Règlement concernant le concordat sur les entreprises de sécurité
(RCES)

I 2 14.01

Tableau historique

du 19 avril 2000

(Entrée en vigueur : 1er mai 2000)



Le CONSEIL D’ÉTAT de la République et canton de Genève,
vu le concordat sur les entreprises de sécurité, du 18 octobre 1996, approuvé par le Conseil fédéral le 17 décembre 1996 (ci-après : concordat);(1)
vu l'approbation, par le Département fédéral de justice et police, le 22 avril 2002, de la convention portant révision du concordat sur les entreprises de sécurité, du 3 juillet 2003;(1)
vu l'article 5 de la loi du 2 décembre 1999 concernant le concordat sur les entreprises de sécurité, du 18 octobre 1996 (ci-après : la loi),(1)
arrête :

Chapitre I Champ d’application et autorités compétentes

Art. 1 Champ d’application
Le présent règlement arrête les dispositions d’application du concordat et de la loi.

Art. 2(14) Extension
1 Les employeurs visés par l’article 5, alinéa 3, lettre a, du concordat doivent obtenir une autorisation pour engager, sous contrat de travail, des employés chargés de tâches de protection et de surveillance dans les stades ou autres lieux où sont exercées des activités sportives, conformément aux articles 9 et 10A du concordat.
2 Les dispositions des articles 10A, 10B, 11, alinéa 1, 11A, 12, 12A, alinéas 1 à 3, 13, 14, 14A, 15, 15A, 16, alinéas 1 et 2, 17, 18, 22, 23 et 24 du concordat s’appliquent par analogie aux employeurs et aux employés visés par le présent article.

Art. 3(14) Département
1 Le département de la sécurité et de l’économie(12) (ci-après : département) est chargé de l’application du concordat et de la loi.
2 Il prend toutes les décisions et les mesures qui ne sont pas attribuées par le présent règlement à une autre autorité. Il est notamment compétent pour :

a) délivrer les autorisations d’exploiter et les autorisations d’engager du personnel (art. 8 et 9 du concordat);

b) nommer les membres de la commission d’examens pour les entreprises de sécurité (art. 8, al. 2, du concordat);

c) nommer les membres de la commission d’examens pour les tests d’aptitude des conducteurs de chiens (art. 10A, al. 2 et 3, du concordat);

d) prendre les mesures administratives (art. 13 du concordat) et infliger les amendes administratives (art. 4 de la loi);

e) communiquer les décisions de refus et de retraits d’autorisations aux autorités compétentes des autres cantons concordataires (art. 14, al. 1 bis, du concordat).(3)

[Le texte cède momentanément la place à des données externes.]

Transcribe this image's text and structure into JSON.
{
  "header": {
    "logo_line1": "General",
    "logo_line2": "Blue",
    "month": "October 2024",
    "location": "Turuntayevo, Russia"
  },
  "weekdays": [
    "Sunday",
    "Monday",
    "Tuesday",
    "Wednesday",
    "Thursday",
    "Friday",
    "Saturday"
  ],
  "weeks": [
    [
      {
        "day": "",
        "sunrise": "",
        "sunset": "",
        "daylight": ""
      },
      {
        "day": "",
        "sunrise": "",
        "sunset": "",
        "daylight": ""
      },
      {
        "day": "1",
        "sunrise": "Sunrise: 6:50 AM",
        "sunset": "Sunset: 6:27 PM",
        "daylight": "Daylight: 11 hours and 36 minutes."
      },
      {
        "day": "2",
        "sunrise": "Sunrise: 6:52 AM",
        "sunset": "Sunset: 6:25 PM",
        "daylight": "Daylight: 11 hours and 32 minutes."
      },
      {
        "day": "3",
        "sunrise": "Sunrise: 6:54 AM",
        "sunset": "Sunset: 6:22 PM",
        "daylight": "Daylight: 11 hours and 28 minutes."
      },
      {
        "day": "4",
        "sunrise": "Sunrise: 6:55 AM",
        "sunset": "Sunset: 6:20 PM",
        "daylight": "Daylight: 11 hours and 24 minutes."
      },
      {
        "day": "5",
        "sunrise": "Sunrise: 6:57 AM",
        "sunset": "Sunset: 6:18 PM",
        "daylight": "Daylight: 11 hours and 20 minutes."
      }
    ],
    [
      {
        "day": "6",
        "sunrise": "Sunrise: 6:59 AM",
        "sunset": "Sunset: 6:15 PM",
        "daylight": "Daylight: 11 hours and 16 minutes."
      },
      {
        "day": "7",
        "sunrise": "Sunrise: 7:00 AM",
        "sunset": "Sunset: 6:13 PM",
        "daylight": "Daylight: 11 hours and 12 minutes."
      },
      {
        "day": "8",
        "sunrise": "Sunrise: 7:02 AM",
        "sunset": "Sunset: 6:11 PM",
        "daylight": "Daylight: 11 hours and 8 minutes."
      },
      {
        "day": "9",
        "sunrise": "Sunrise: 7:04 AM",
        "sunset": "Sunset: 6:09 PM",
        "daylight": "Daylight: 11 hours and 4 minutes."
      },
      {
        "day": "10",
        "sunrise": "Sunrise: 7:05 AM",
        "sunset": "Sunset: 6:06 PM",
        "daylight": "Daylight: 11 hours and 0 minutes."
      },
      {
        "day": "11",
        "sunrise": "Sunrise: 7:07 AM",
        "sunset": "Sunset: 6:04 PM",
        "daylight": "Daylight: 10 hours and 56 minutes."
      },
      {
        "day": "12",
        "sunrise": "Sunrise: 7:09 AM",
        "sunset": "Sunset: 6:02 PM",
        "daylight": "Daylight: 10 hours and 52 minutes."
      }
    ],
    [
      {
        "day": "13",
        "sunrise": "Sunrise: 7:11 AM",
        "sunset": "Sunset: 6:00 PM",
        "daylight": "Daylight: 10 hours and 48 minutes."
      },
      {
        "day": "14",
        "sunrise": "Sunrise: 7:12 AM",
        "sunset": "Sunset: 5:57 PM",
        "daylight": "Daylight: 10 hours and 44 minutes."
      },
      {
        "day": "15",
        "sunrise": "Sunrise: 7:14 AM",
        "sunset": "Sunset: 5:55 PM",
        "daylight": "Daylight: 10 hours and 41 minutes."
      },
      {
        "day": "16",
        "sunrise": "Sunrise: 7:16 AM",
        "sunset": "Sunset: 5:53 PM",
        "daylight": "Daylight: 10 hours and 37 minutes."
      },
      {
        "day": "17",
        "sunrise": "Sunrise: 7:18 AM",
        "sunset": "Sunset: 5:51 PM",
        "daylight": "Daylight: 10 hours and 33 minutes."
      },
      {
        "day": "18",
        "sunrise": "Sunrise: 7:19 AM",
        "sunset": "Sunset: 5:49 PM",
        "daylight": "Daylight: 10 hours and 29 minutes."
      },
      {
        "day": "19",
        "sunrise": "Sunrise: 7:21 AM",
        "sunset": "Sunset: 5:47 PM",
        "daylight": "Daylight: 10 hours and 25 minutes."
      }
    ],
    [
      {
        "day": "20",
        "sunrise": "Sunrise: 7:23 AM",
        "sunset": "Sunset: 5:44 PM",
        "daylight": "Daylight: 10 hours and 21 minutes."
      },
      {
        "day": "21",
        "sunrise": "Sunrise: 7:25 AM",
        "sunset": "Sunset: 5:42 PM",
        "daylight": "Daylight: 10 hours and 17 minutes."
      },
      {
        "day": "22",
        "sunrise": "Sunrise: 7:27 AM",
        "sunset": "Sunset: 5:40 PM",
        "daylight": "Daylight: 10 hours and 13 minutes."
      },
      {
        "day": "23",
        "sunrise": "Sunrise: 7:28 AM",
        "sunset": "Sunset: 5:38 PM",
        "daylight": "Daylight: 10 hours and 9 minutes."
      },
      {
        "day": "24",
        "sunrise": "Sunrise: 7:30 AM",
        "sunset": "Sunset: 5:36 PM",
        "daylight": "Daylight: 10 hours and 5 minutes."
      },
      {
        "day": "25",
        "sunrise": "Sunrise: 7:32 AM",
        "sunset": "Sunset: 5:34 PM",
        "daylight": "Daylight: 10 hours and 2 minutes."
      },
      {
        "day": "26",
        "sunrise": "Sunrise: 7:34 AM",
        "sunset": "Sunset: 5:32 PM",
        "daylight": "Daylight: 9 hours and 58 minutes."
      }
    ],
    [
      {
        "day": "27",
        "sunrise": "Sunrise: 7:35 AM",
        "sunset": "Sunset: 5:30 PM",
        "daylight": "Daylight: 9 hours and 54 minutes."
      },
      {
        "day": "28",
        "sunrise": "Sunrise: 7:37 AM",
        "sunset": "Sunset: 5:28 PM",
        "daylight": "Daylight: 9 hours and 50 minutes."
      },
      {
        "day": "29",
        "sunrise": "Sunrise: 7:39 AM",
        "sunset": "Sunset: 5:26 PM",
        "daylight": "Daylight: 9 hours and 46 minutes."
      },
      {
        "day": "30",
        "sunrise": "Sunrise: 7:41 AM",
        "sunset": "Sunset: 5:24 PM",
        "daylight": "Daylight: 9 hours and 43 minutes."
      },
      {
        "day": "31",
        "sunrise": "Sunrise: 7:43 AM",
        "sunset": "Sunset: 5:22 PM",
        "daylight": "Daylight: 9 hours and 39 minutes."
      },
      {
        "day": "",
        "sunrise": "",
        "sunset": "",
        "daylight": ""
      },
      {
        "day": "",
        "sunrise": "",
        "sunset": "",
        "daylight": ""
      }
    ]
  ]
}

Art. 4(3)  Police cantonale
La police cantonale, soit pour elle, le service des armes, explosifs et autorisations, est compétente pour :

a) donner son préavis au département sur les demandes d’autorisations d’exploiter et les demandes d’autorisation d’engager du personnel (art. 8 et 9 du concordat);

b) organiser les examens portant sur la connaissance de la profession d’agent de sécurité et de la législation applicable en la matière (art. 8, al. 1, lettre f, et art. 9, al. 2, du concordat);

c) assurer le secrétariat de la commission d’examen pour les entreprises de sécurité visée à l’article 5 du présent règlement;

d) délivrer les autorisations d’exercer (art. 10, al. 1, du concordat);

e) reconnaître les autorisations ou certificats de capacité délivrés par les cantons non concordataires (art. 10, al. 3, du concordat);

f) délivrer les autorisations de conducteur de chiens (art. 10A, al. 1, du concordat);

g) organiser les tests d’aptitude pour les conducteurs de chiens, conformément aux directives de la commission concordataire (art. 10A, al. 2 et 3, du concordat);

h) reconnaître les attestations d’aptitude ou autorisations déjà délivrées aux maîtres-chiens (art. 10A, al. 4, du concordat);

i) recevoir les communications des entreprises de sécurité (art. 11 du concordat);(11)

j) recevoir les communications des autorités judiciaires cantonales et des tiers (art. 11A et 11B du concordat);(11)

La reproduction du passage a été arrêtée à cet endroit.